JavaScriptが遅い4つの原因とは?
1つ前の記事「JavaScriptをいかに高速化するか、IE9、Firefoxの取り組み」では、IE9とFirefoxにおけるJavaScriptの高速化について紹介しましたが、そもそもJavaScriptの実行速度はなぜ遅いのでしょう?
その理由について、Mozilla Japanテクニカルマーケティング担当の浅井智也氏が、スライド「Trace Monkey」でポイントをまとめています(このスライドはタイトルから分かるとおり、Firefoxの当時の新しいJavaScriptエンジン「Trace Monkey」を紹介するために1年以上前に作成されたスライドですが、1つ前の記事を見ると、ここで示された課題はいまも変わっていないようです)。
全67枚のスライドの20枚目から24枚目の5枚を以下に紹介します。
JavaScriptが遅い原因は、以下の4点にまとめられています。
- インタープリタ型言語
- 動的型付け言語
- クラスが存在しない
- 配列が存在しない
それぞれについて詳しく解説されています。
インタープリタ型言語がそれほど速くないのはみなさんよくご存じのことでしょう。そのために最近ではネイティブコードへの変換による高速化の手法がよく見られます。
動的型付けはJavaScriptの特徴の1つですが、そのために実行時に頻繁に型チェックと型変換を行わなければならないことが、実行速度を遅くしている原因の1つとのこと。
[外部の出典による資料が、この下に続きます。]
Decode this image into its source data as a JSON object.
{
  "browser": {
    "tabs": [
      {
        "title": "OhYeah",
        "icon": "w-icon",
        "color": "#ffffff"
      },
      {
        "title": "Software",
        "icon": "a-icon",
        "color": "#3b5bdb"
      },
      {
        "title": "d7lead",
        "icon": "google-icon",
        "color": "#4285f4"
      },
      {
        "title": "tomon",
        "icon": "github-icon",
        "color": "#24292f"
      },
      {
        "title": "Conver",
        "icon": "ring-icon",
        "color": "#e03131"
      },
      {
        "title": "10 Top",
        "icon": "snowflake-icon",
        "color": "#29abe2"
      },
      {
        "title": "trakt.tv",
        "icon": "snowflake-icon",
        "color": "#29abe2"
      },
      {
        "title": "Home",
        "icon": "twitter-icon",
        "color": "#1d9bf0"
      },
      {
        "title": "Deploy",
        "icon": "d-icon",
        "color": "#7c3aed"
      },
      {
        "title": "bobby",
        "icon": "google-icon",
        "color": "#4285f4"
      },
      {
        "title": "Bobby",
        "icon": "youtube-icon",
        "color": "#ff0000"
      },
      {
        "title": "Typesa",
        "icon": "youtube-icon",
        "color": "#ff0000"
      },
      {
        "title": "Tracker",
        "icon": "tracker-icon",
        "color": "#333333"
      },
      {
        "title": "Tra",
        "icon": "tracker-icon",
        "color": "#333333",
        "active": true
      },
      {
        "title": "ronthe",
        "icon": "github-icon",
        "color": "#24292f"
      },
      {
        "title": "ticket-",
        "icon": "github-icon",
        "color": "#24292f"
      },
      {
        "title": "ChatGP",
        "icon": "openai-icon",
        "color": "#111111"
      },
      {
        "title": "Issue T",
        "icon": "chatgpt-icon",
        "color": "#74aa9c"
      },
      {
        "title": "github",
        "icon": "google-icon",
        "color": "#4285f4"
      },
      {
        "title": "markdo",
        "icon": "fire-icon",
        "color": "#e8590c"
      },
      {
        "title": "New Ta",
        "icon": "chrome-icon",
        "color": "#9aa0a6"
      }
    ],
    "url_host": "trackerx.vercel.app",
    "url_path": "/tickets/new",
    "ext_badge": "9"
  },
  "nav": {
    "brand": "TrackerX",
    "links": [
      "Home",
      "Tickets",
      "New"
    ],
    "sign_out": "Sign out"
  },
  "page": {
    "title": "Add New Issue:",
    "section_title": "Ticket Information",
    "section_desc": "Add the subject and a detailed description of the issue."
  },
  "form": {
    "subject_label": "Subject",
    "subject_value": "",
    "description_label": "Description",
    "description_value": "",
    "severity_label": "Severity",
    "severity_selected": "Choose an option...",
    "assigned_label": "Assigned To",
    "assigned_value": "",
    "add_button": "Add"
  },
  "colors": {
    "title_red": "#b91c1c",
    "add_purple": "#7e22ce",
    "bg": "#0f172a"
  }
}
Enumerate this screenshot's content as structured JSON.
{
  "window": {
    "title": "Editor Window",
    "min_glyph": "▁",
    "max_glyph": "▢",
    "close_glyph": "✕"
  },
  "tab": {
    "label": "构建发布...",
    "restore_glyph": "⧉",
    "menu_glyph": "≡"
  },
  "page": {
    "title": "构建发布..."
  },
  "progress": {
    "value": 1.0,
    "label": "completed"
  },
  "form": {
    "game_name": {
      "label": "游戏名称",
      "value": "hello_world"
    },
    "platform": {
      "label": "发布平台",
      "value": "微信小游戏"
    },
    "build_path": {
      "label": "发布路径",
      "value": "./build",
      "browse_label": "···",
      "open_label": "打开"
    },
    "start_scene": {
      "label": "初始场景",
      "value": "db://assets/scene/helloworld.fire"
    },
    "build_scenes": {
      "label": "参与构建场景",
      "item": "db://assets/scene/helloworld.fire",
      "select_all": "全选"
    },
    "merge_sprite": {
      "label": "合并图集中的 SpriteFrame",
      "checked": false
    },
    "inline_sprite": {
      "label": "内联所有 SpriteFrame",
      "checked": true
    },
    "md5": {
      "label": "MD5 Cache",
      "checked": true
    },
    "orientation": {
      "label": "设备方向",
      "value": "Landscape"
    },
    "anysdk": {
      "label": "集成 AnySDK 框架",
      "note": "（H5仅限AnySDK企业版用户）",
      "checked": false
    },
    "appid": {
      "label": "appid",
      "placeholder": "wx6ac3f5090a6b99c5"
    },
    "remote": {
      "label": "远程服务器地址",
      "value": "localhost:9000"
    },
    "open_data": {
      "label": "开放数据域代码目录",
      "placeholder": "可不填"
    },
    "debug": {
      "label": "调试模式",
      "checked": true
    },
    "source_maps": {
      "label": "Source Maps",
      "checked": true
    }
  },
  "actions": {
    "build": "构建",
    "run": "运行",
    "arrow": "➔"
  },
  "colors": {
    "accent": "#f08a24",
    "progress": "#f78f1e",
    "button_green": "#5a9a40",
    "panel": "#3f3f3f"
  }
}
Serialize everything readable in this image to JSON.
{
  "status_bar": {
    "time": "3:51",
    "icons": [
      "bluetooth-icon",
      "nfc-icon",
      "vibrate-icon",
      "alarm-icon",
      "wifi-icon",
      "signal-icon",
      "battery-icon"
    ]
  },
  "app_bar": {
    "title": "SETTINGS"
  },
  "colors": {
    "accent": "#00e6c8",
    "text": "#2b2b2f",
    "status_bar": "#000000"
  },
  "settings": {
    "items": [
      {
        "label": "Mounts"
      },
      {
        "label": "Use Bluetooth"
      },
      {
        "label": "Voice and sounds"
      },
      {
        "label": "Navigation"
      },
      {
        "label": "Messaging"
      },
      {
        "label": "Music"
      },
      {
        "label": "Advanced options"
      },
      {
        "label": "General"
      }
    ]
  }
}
クラスが存在せず、オブジェクトの構造が決まっていないこと、プロパティへのアクセスにハッシュ計算が必要なことが要因として挙げられています。
そして最後の理由は配列が存在しないこと。オブジェクトの一種として配列があるため、1つ前の「クラスが存在しない」で挙げられた理由と同じように、プロパティへのアクセスがボトルネックとなっているようです。
モジラをはじめ、アップル、グーグル、オペラ、そしてマイクロソフトといったWebブラウザベンダは、こうした原因によるJavaScriptの遅さをいかに解決していくのか、それぞれの技術を投入してしのぎを削っているわけですね。